Last Updated on 2021/01/28

(China Daily) About a year ago, guqin (Chinese zither) player Sun Ying and singer Yang Huahua met by chance at Modern Sky, one of the country’s largest record companies, in Beijing, where both were working on their own recording projects.

They started to musically improvise for fun. And this unexpectedly turned into a new project.

On Jan 12, Modern Sky released their album, Fantastic Telling, blending guqin with vocals.

The album features seven songs the two musicians adapted from some of the most famous traditional Chinese pieces, including Feng Qiu Huang (A Love Story), Qing Ping Yue (Peaceful Melody) and Qiu Feng Ci (Autumn Wind Song).

“All the guqin pieces in the album are very familiar to me since I’ve played them many times,” says Sun, who started to play guqin with veteran musician and educator Zhao Jiazhen in 2001.

“But Yang and I wanted to experiment with something new to offer listeners a fresh perspective of the guqin.”

In 2004, she enrolled in the middle school affiliated with the Central Conservatory of Music in Beijing and earned top scores.

In 2010, she studied guqin at the conservatory, where she earned both her bachelor’s and master’s degrees in 2014. She has taught guqin at the Tianjin Conservatory of Music since 2018.

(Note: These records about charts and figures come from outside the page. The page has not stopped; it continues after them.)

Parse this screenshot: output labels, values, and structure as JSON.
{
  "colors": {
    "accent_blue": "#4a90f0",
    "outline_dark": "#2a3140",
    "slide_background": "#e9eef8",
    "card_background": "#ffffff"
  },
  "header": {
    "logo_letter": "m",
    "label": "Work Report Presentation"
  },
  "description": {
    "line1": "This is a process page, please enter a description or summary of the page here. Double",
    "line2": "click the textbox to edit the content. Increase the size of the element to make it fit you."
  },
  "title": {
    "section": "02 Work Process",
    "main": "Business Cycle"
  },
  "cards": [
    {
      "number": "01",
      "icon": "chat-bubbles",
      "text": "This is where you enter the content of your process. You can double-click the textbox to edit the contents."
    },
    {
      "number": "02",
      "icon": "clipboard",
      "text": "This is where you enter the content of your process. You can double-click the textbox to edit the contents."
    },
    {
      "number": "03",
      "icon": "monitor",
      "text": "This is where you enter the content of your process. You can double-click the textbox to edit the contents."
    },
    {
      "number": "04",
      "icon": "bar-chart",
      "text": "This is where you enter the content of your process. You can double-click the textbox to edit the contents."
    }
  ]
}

The elegant instrument and beautiful sounds appealed to Sun when she was a child. She first encountered the zither at Zhao’s home.

“I’m drawn to the guqin. First of all, it’s beautiful. Second, it generates calm and relaxing sounds,” she says.

“Many people know the guqin as an ancient instrument. But it can be modern and expressive.”

The image of an ancient Chinese man chanting poems while playing the musical instrument with more than 3,000 years of history in a bamboo forest has been portrayed in many martial arts movies and novels. The beautiful sound blends with nature. This is also how Tang Dynasty (618-907) poet Wang Wei (701-761) described the guqin in his poem, Zhu Lin Guan (Bamboo Grove Pavilion).

Sun says guqin performances and singing typically share the same melodies. But she tries to arrange the music to give the instrument a more contemporary role in her adaptation, to literally strike a chord with today’s audiences.

The guqin is new to Yang, who’s known for performing with pop singers and rock bands. As she improvised with Sun, she gradually fell in love the instrument, which she says produces deep and meditative sounds.

They considered adding more instruments but ultimately decided against it.

“We want to present the guqin and vocals with simplicity,” says Yang, adding that she has adjusted her singing style to match the instrument’s “narrative and natural” sound.

Yang started studying vocals as a child and enrolled in the China Conservatory of Music to study opera singing in Beijing in 2012.

Both Sun and Yang signed on with Modern Sky’s new label, L, or Lyu in Chinese, referring to discipline and regulation, which promotes music based on traditional Chinese instruments.

According to the new label’s manager, Guo Yihuan, who is also the album’s producer, L aims to “jump out of the box to seek a new world built on contemporary musicians’ understandings of traditional instruments, giving these ancient instruments new life”.

The album was released at an event that Modern Sky hosted in Beijing in November that reviewed its achievements in 2020 and revealed its plans for 2021.